Claude Jutra's Mon oncle Antoine is set in the 1940s in Black Lake, Québec, near Thetford Mines, one of the main places in which the asbestos strikes began in 1949, which were later (when the film was in fact made) due to change the course of the history of the province in the 'Révolution tranquille'.
The bland title 'Mon oncle Antoine' is a little cutesy, but it's hiding behind the real nature of this important film in the history the cinema of Québec. Antoine (Jean Duceppe) is in his sixties and runs the magasin général in the village with his slightly younger wife Cécile (Olivette Thibault), and this shop is the focal meeting point of the village, of much more interest than the almost deserted church.
But virtually the whole film is seen from the eyes of the adolescent Benoît (Jacques Gagnon), who grows in intellectual and moral maturity within a very short space of time. He's an orphan taken in by his aunt Cécile (Olivette Thibault) and uncle Antoine (Jean Duceppe) who don't have any children of their own but also have another teenager living with them: Carmen (Lyne Champagne), whose money-grabbing absent father just returns to take her earnings from the shop and promptly goes away.
There are two funerals which sandwich the events: one of an old man when Benoît is in effect a child, and another a very short time after of a child Benoît's age, but by which time Benoît has rapidly aged. The second death is in an isolated area where the husband Jos Poulin (Lionel Villeneuve) represents the only element of true rebellion: he refuses to work in the asbestos mine with the exploitative English-speaking boss and sometimes chooses freedom by going off to be a logger.

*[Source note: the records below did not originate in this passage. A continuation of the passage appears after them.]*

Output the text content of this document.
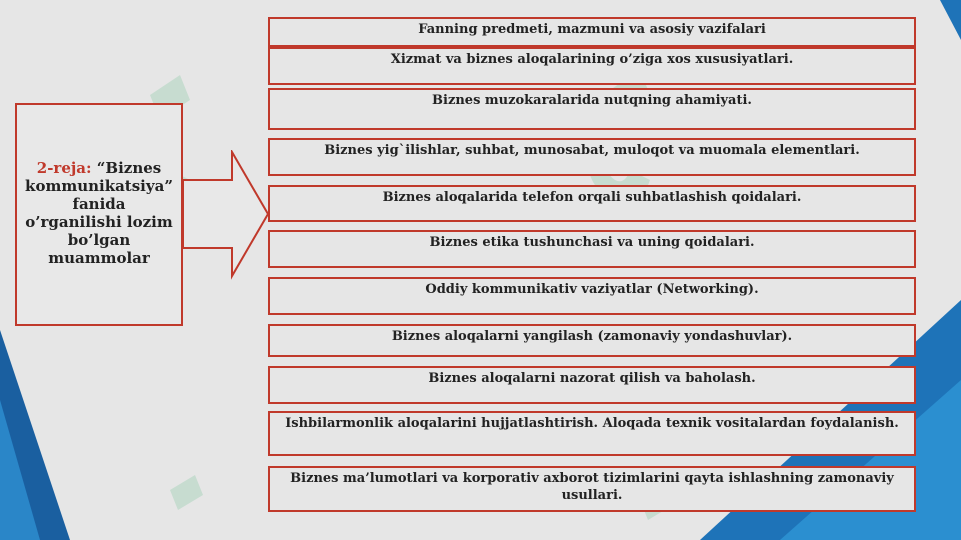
2-reja: “Biznes kommunikatsiya” fanida o’rganilishi lozim bo’lgan muammolar
Fanning predmeti, mazmuni va asosiy vazifalari
Xizmat va biznes aloqalarining o’ziga xos xususiyatlari.
Biznes muzokaralarida nutqning ahamiyati.
Biznes yig`ilishlar, suhbat, munosabat, muloqot va muomala elementlari.
Biznes aloqalarida telefon orqali suhbatlashish qoidalari.
Biznes etika tushunchasi va uning qoidalari.
Oddiy kommunikativ vaziyatlar (Networking).
Biznes aloqalarni yangilash (zamonaviy yondashuvlar).
Biznes aloqalarni nazorat qilish va baholash.
Ishbilarmonlik aloqalarini hujjatlashtirish. Aloqada texnik vositalardan foydalanish.
Biznes ma’lumotlari va korporativ axborot tizimlarini qayta ishlashning zamonaviy usullari.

The film, in two scenes (one towards the beginning and another at the end), shows two very different worlds in a similar perspective: the general store at Christmas reveals (through the shop window) figures clustered around the crib for the nativity scene at the birth of Christ, and then the finish shows Benoît looking into the poor home of the Poulin family, all looking at the dead son in the box coffin 'lost' by the drunken Antoine.
This is a very powerful film representing an important part of Québec's history, although Jutra's reputation since 2016 has been seriously tainted by the revelation in Yves Lever's book of Jutra's paedophilia, which shook many people and inevitably resulted in a re-evaluation of Québec's attitude towards him.